New research from the University of Adelaide has delved into the reasons why some people are unable to break free of their delusions, despite overwhelming evidence explaining the delusion isn’t real.
In a new paper published in the journal Frontiers in Psychology, University of Adelaide philosopher Professor Philip Gerrans says dreams and delusions have a common link – they are associated with faulty “reality testing” in the brain’s higher order cognitive systems.
“Normally this ‘reality testing’ in the brain monitors a ‘story telling’ system which generates a narrative of people’s experience,” Professor Gerrans says.
“A simple example of normal reality testing is the person who gets a headache, immediately thinks they might have a brain tumour, then dismisses that thought and moves on. Their story episode ‘I might have brain cancer’ gets tested and quickly rejected.
“In someone who has problems with reality testing, that story might persist and may even be elaborated and translated into action. Such people can experience immense mental health difficulties, even to the point of becoming a threat to themselves or to others,” he says.
In his paper, Professor Gerrans discusses delusions triggered by feelings of familiarity and unfamiliarity, such as the “Capgras delusion” – the delusion of “doubles”. One example is of a man who, after serious head injury following a motor vehicle accident, returned home from the hospital after a year only to state repeatedly that his family had been replaced by impostors.
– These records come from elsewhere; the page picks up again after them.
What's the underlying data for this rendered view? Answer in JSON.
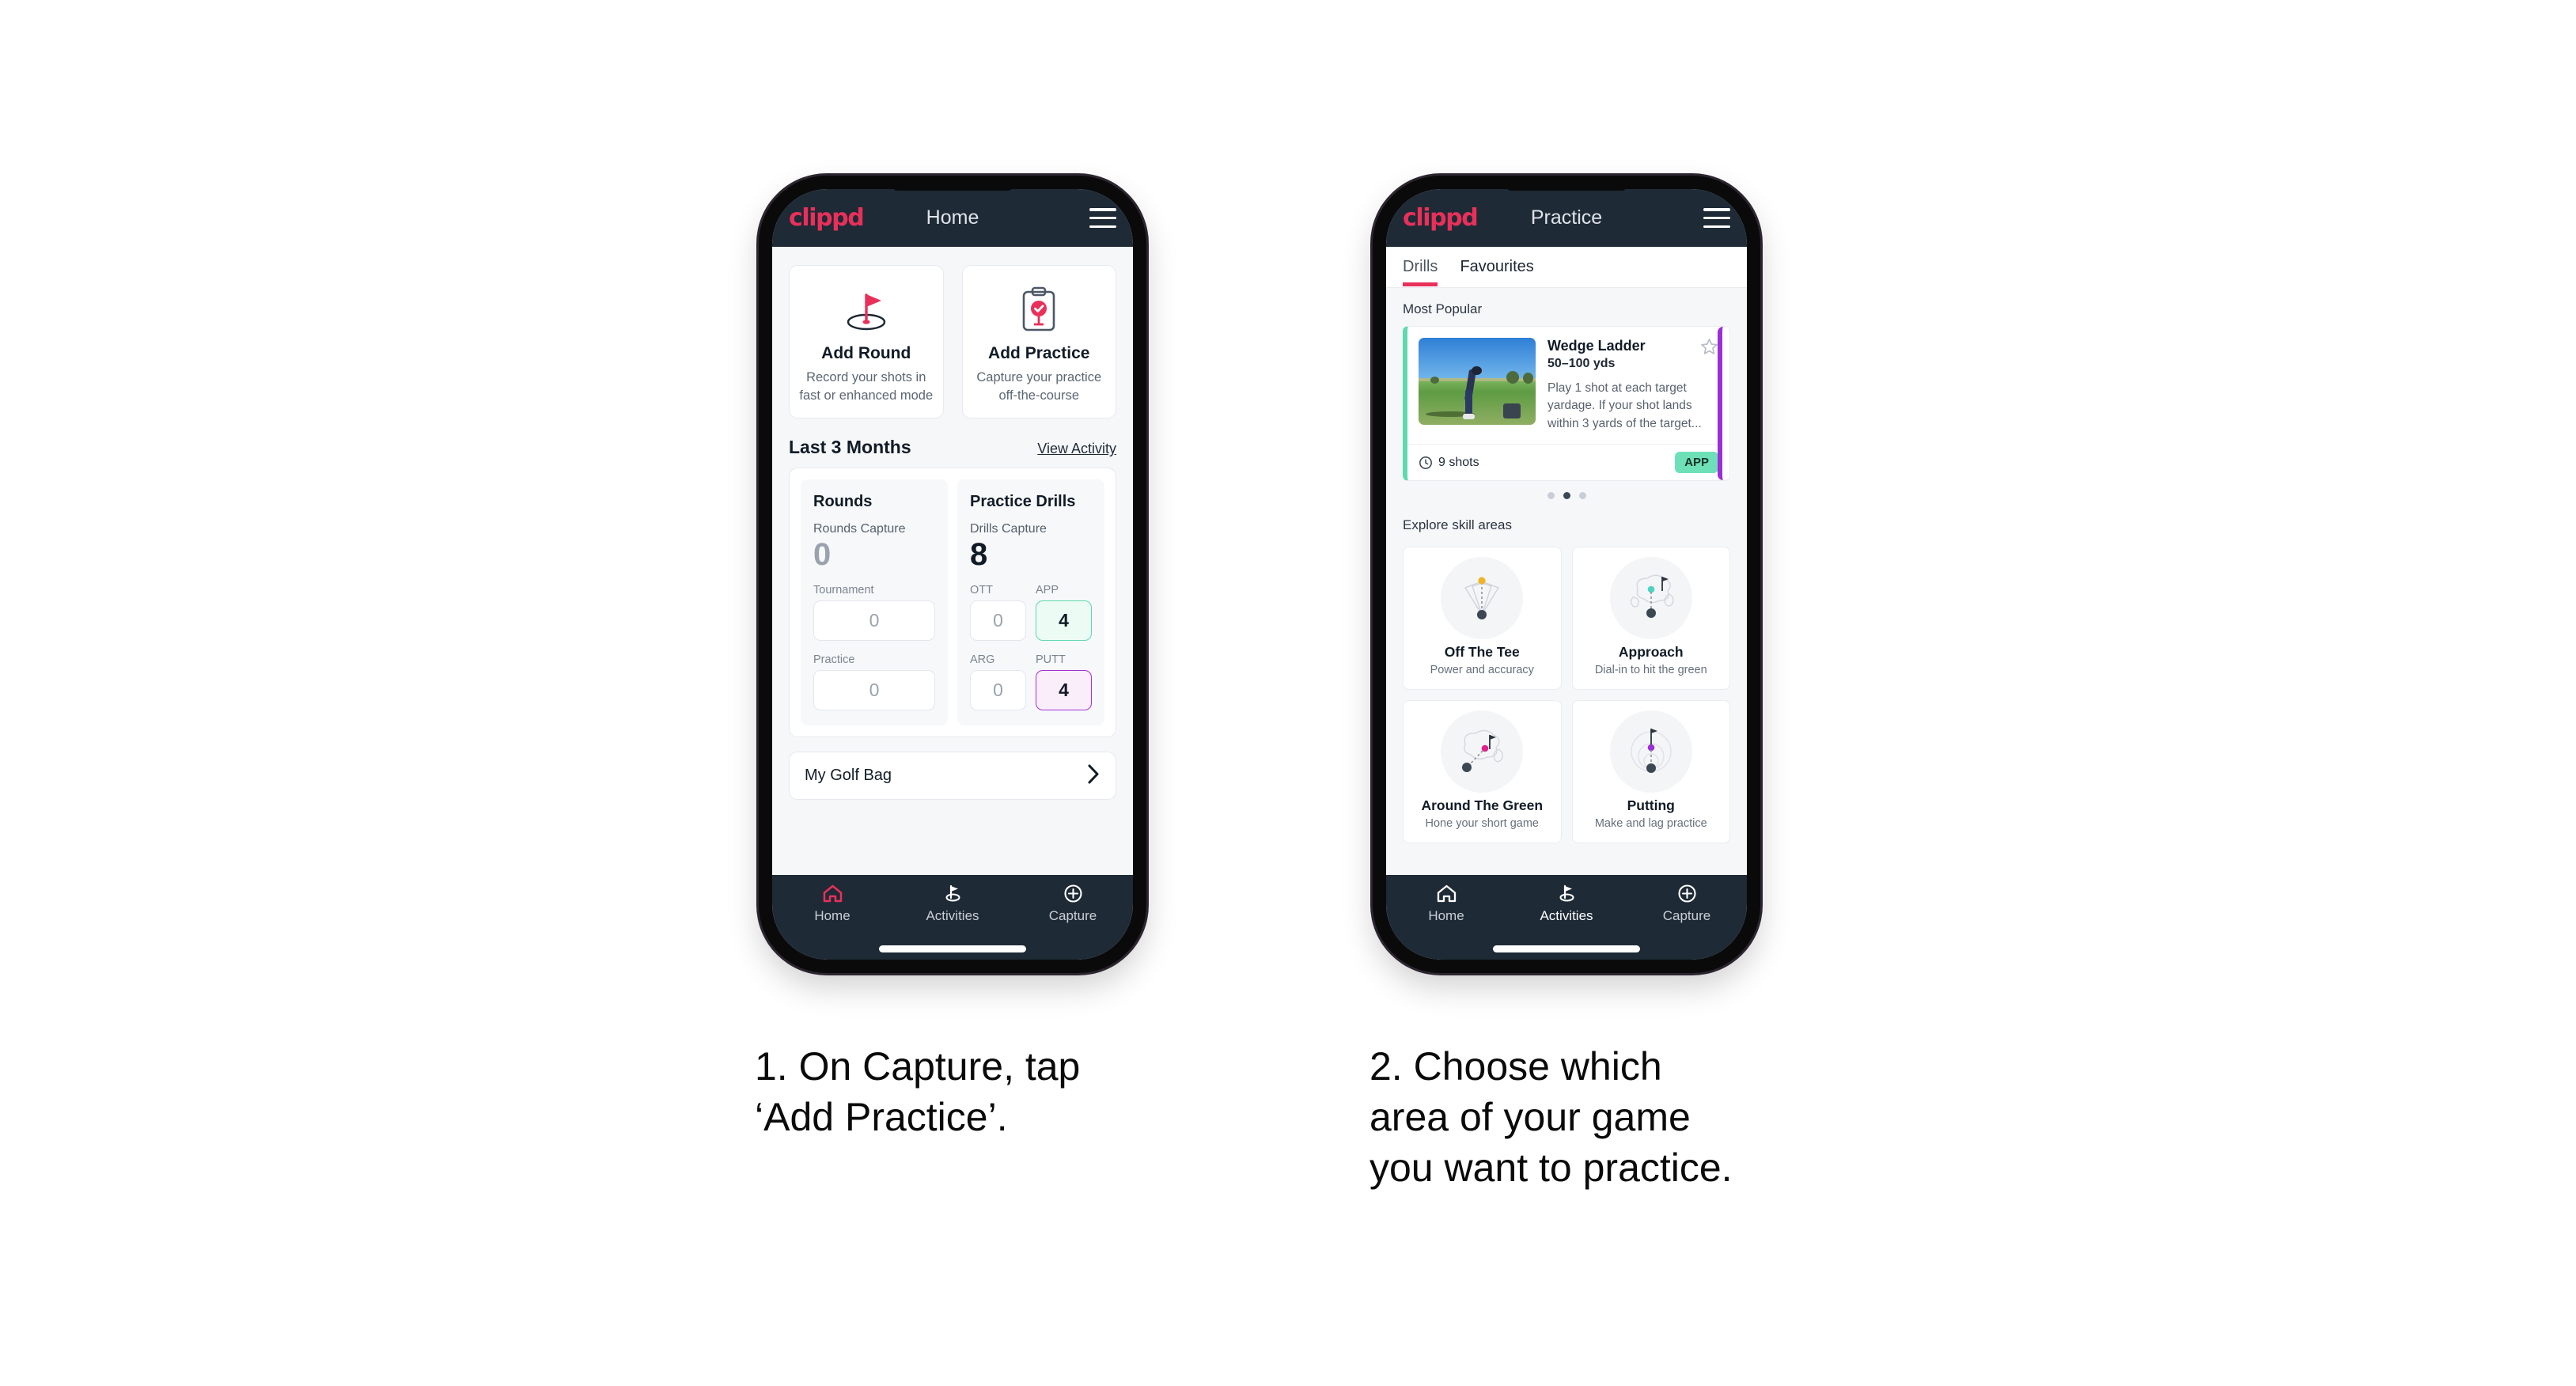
{
  "brand": "clippd",
  "phone1": {
    "header": {
      "title": "Home",
      "menu_icon": "hamburger-icon"
    },
    "quick_actions": [
      {
        "icon": "golf-flag-hole-icon",
        "title": "Add Round",
        "subtitle": "Record your shots in fast or enhanced mode"
      },
      {
        "icon": "clipboard-check-icon",
        "title": "Add Practice",
        "subtitle": "Capture your practice off-the-course"
      }
    ],
    "section": {
      "title": "Last 3 Months",
      "link": "View Activity"
    },
    "stats": {
      "rounds": {
        "heading": "Rounds",
        "capture_label": "Rounds Capture",
        "capture_value": "0",
        "items": [
          {
            "label": "Tournament",
            "value": "0",
            "state": "empty"
          },
          {
            "label": "Practice",
            "value": "0",
            "state": "empty"
          }
        ]
      },
      "drills": {
        "heading": "Practice Drills",
        "capture_label": "Drills Capture",
        "capture_value": "8",
        "items": [
          {
            "label": "OTT",
            "value": "0",
            "state": "empty"
          },
          {
            "label": "APP",
            "value": "4",
            "state": "green"
          },
          {
            "label": "ARG",
            "value": "0",
            "state": "empty"
          },
          {
            "label": "PUTT",
            "value": "4",
            "state": "purple"
          }
        ]
      }
    },
    "golf_bag": {
      "label": "My Golf Bag",
      "chevron": "chevron-right-icon"
    },
    "bottom_nav": [
      {
        "icon": "home-icon",
        "label": "Home",
        "active": true
      },
      {
        "icon": "golf-flag-icon",
        "label": "Activities",
        "active": false
      },
      {
        "icon": "plus-circle-icon",
        "label": "Capture",
        "active": false
      }
    ]
  },
  "phone2": {
    "header": {
      "title": "Practice",
      "menu_icon": "hamburger-icon"
    },
    "tabs": [
      {
        "label": "Drills",
        "active": true
      },
      {
        "label": "Favourites",
        "active": false
      }
    ],
    "most_popular_label": "Most Popular",
    "drill": {
      "title": "Wedge Ladder",
      "yardage": "50–100 yds",
      "description": "Play 1 shot at each target yardage. If your shot lands within 3 yards of the target...",
      "shots": "9 shots",
      "shots_icon": "clock-icon",
      "badge": "APP",
      "favourite_icon": "star-outline-icon",
      "thumbnail": "golfer-practice-photo"
    },
    "carousel_dots": {
      "count": 3,
      "active_index": 1
    },
    "explore_label": "Explore skill areas",
    "skill_areas": [
      {
        "title": "Off The Tee",
        "subtitle": "Power and accuracy",
        "icon": "tee-shot-dispersion-icon",
        "accent": "#f0b429"
      },
      {
        "title": "Approach",
        "subtitle": "Dial-in to hit the green",
        "icon": "approach-green-icon",
        "accent": "#4cd4c0"
      },
      {
        "title": "Around The Green",
        "subtitle": "Hone your short game",
        "icon": "chip-green-icon",
        "accent": "#e0218a"
      },
      {
        "title": "Putting",
        "subtitle": "Make and lag practice",
        "icon": "putting-rings-icon",
        "accent": "#9b2fd8"
      }
    ],
    "bottom_nav": [
      {
        "icon": "home-icon",
        "label": "Home",
        "active": false
      },
      {
        "icon": "golf-flag-icon",
        "label": "Activities",
        "active": true
      },
      {
        "icon": "plus-circle-icon",
        "label": "Capture",
        "active": false
      }
    ]
  },
  "captions": {
    "step1": "1. On Capture, tap\n‘Add Practice’.",
    "step2": "2. Choose which\narea of your game\nyou want to practice."
  },
  "colors": {
    "brand_pink": "#e8305a",
    "header_dark": "#1e2a36",
    "accent_green": "#5fd9ae",
    "accent_purple": "#a630d8",
    "badge_green": "#6ee0b8"
  }
}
“His family looked familiar but didn’t feel familiar, and the story in his head made sense of that feeling. It didn’t matter how much people tried to point out that his family was the same, in his mind they had been completely replaced by impostors,” Professor Gerrans says.
He says in the “Fregoli delusion”, people think they’re being followed by a familiar person in disguise as a way of coping with a feeling of familiarity evoked by seeing a stranger.
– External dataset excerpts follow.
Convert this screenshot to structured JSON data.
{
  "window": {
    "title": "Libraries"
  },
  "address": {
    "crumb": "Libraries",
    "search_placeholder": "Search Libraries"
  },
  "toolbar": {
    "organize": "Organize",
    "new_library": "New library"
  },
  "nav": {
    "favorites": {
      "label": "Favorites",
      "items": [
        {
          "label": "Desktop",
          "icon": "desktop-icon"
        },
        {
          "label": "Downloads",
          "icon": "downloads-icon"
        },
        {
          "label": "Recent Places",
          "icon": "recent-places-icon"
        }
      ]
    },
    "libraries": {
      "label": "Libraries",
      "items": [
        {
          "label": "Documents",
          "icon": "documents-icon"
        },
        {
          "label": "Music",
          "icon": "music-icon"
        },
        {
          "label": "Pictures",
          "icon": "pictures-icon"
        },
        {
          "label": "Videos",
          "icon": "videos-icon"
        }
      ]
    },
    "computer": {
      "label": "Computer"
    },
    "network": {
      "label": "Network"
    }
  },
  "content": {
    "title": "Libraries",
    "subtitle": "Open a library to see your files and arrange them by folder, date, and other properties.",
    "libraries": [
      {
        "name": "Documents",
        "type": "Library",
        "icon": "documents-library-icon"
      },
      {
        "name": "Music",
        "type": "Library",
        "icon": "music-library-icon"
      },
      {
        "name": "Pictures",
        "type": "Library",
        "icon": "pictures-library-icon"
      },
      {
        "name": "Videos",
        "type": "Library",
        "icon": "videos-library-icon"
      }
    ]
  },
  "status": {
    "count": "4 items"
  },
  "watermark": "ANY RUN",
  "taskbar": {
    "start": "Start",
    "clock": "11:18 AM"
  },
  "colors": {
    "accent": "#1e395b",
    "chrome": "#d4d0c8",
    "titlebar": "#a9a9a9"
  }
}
“People also experience feelings of familiarity and unfamiliarity in déjà vu – a sense that a new place is strangely familiar, and the reverse, jamais vu – a sense of extreme unfamiliarity evoked by a familiar place. However, such feelings do not lead to delusion in people whose reality testing is intact.”
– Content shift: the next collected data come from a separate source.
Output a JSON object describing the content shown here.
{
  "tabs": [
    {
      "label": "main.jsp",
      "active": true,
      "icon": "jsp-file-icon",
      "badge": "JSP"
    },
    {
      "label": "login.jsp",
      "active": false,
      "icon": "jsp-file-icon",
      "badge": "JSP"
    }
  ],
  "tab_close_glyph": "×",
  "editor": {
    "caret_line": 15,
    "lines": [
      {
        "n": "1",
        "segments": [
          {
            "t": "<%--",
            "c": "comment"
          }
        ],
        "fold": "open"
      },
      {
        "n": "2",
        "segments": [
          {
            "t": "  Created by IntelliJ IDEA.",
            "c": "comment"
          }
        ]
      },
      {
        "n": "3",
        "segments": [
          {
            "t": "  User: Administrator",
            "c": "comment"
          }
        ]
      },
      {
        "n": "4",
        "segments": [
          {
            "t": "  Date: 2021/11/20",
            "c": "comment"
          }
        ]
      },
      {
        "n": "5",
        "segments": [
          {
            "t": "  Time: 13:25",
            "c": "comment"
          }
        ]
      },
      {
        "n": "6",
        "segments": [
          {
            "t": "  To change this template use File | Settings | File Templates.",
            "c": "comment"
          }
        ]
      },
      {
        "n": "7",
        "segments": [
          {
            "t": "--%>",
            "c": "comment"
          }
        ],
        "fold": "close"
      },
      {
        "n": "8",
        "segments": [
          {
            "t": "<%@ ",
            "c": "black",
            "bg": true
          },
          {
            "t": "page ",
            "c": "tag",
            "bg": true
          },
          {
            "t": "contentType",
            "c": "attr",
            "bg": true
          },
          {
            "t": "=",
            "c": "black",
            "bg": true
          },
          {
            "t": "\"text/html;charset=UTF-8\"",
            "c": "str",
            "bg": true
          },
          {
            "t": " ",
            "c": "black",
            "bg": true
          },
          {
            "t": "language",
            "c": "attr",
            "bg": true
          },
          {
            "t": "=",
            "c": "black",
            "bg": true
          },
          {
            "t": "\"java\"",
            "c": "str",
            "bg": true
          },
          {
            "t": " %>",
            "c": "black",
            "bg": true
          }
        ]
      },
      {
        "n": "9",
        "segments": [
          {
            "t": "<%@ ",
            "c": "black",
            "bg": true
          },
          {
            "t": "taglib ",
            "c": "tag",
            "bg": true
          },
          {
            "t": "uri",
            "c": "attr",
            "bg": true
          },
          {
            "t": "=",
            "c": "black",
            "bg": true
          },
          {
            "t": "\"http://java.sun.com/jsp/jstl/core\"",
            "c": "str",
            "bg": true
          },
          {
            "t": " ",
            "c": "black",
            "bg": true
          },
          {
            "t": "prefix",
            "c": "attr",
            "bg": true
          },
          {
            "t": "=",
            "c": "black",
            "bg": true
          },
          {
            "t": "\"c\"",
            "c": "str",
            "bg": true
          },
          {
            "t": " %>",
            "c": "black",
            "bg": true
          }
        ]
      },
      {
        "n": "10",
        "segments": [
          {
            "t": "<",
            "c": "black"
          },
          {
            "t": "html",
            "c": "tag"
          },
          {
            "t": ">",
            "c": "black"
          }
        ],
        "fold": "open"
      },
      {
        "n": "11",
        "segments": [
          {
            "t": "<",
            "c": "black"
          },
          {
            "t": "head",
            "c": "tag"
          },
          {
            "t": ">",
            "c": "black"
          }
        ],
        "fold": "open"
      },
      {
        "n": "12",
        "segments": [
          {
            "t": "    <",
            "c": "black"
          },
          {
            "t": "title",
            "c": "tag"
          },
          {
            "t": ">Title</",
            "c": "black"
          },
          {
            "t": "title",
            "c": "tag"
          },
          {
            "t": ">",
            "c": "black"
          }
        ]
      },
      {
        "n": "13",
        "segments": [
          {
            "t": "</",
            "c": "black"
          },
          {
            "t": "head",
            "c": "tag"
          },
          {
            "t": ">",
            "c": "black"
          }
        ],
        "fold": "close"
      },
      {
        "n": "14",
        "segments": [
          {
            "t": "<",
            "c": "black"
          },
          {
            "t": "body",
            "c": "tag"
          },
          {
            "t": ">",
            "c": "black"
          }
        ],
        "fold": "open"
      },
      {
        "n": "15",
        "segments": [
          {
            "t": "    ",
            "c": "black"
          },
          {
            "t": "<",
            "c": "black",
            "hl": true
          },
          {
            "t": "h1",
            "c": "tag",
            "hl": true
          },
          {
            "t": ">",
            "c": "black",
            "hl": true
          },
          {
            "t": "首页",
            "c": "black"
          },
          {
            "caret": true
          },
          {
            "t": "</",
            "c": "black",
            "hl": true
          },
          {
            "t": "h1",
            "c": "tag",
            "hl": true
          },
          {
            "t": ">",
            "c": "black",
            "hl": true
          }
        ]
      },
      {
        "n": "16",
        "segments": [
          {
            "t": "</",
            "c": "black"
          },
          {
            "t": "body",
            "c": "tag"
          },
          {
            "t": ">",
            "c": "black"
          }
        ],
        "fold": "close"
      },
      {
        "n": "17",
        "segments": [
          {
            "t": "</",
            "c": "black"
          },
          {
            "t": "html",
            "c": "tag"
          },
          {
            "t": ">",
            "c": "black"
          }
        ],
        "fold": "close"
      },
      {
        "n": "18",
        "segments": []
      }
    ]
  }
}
Professor Gerrans says better understanding this reality testing system could help to improve outcomes for people living with such difficulties.
“Trying to treat someone experiencing these delusions by telling them the truth is not necessarily going to help, so new strategies need to be developed to assist them. Ultimately, that’s the aim of this work – to help explain the nature of reality testing in order to help people find a way of working through or around their delusions so that the delusions no longer adversely affect their lives.”
Professor Gerrans’s new book, The Measure of Madness. Philosophy and Cognitive Neuropsychiatry (MIT Press), will be published this year.